De nombreuses RNP, comme les complexes d’épissage ou les ribosomes, sont constituées d’interactions ARN/ARN et ARN/protéines. Le même type d’expérience a donc été réalisé avec comme complexe protéique, la particule snRNP U1 associée à un ARN comportant le site de reconnaissance de cette particule. Dans ce cas, NPH-II est toujours capable de dissocier activement la ribonucléoparticule de l’ARN (Bowers et al., 2006). Ce qui indique qu’une hélicase à ARN est capable de dissocier des surfaces d’interactions complexes mettant en jeu des associations ARN/ARN et ARN/protéines.

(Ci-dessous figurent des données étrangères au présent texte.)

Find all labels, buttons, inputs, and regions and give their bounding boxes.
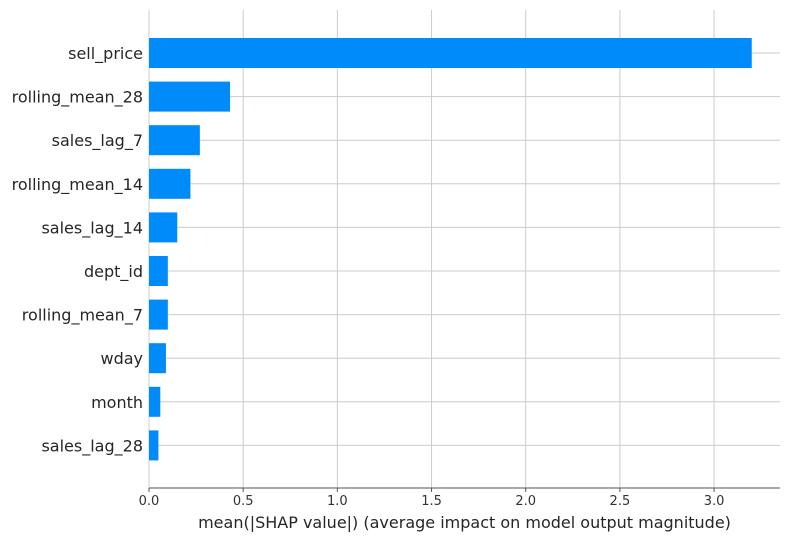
category-label: rolling_mean_28 <box>12 88 143 108</box>
bar-rolling-mean-28 <box>149 81 230 112</box>
bar-rolling-mean-7 <box>149 299 168 330</box>
grid-layer <box>148 10 780 488</box>
bar-month <box>149 386 161 417</box>
x-tick-label: 1.5 <box>421 494 442 509</box>
x-tick-label: 2.0 <box>515 494 536 509</box>
category-label: sell_price <box>68 44 143 64</box>
bar-sales-lag-7 <box>149 125 200 156</box>
category-label: rolling_mean_14 <box>12 175 143 195</box>
category-label: sales_lag_14 <box>41 218 143 238</box>
category-label: rolling_mean_7 <box>22 306 143 326</box>
bar-sales-lag-28 <box>149 430 159 461</box>
bar-wday <box>149 343 166 374</box>
bar-sell-price <box>149 38 752 68</box>
x-tick-label: 3.0 <box>704 494 725 509</box>
bar-sales-lag-14 <box>149 212 178 243</box>
category-label: sales_lag_7 <box>52 131 143 151</box>
x-tick-label: 2.5 <box>610 494 631 509</box>
category-label: sales_lag_28 <box>41 436 143 456</box>
x-tick-label: 1.0 <box>327 494 348 509</box>
bar-layer <box>149 38 752 461</box>
category-label: month <box>91 393 143 412</box>
x-axis-title: mean(|SHAP value|) (average impact on mo… <box>198 513 731 532</box>
category-label-layer: sell_price rolling_mean_28 sales_lag_7roll… <box>12 44 143 456</box>
x-tick-label: 0.0 <box>139 494 160 509</box>
x-tick-layer: 0.0 0.5 1.0 1.5 2.0 2.5 3.0 <box>139 488 725 509</box>
bar-rolling-mean-14 <box>149 168 191 199</box>
category-label: wday <box>100 349 143 368</box>
x-tick-label: 0.5 <box>233 494 254 509</box>
bar-dept-id <box>149 256 168 286</box>
category-label: dept_id <box>84 262 143 282</box>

La combinaison de ces quatre expériences a démontré que NPH-II est capable de déplacer activement plusieurs types de complexes protéiques d’un ARN, qu’il comporte ou non des structures secondaires. Des hélicases ayant une plus faible activité ATPase et moins processives telles que les membres de la famille à boîte DEAD, peuvent-elles jouer des rôles similaires ? L’équipe de Jankowsky a réalisé le même type d’expérience avec Ded1p une hélicase beaucoup moins processive et dont l’activité ATPase est plus faible. Ded1p en présence d’ATP est capable de déplacer l’EJC et la particule snRNP U1 avec des cinétiques de réaction comparables à celles obtenues avec NPH-II. Tandis qu’elle est incapable de dissocier le complexe TRAP ni l’homodimère U1A (Bowers et al., 2006). Ces résultats indiquent, que d’autres hélicases que NPH-II peuvent dissocier des complexes ARN/protéines

in vitro en dépit d’une différence de processivité et d’une activité ATPase plus faible. Le fait

que Ded1p ne parvienne pas à dissocier certains complexes peut provenir de la nature même de ces complexes et que Ded1p dans ce cas pourrait nécessiter l’aide de co-facteurs. Néanmoins, ces résultats n’expliquent pas comment une hélicase est capable de dissocier ces complexes protéiques au niveau moléculaire ; seuls des modèles peuvent être envisagés (Bowers et al., 2006) (figure 29).

Figure 29 : Modèle de déplacement d’une protéine par une hélicase à ARN.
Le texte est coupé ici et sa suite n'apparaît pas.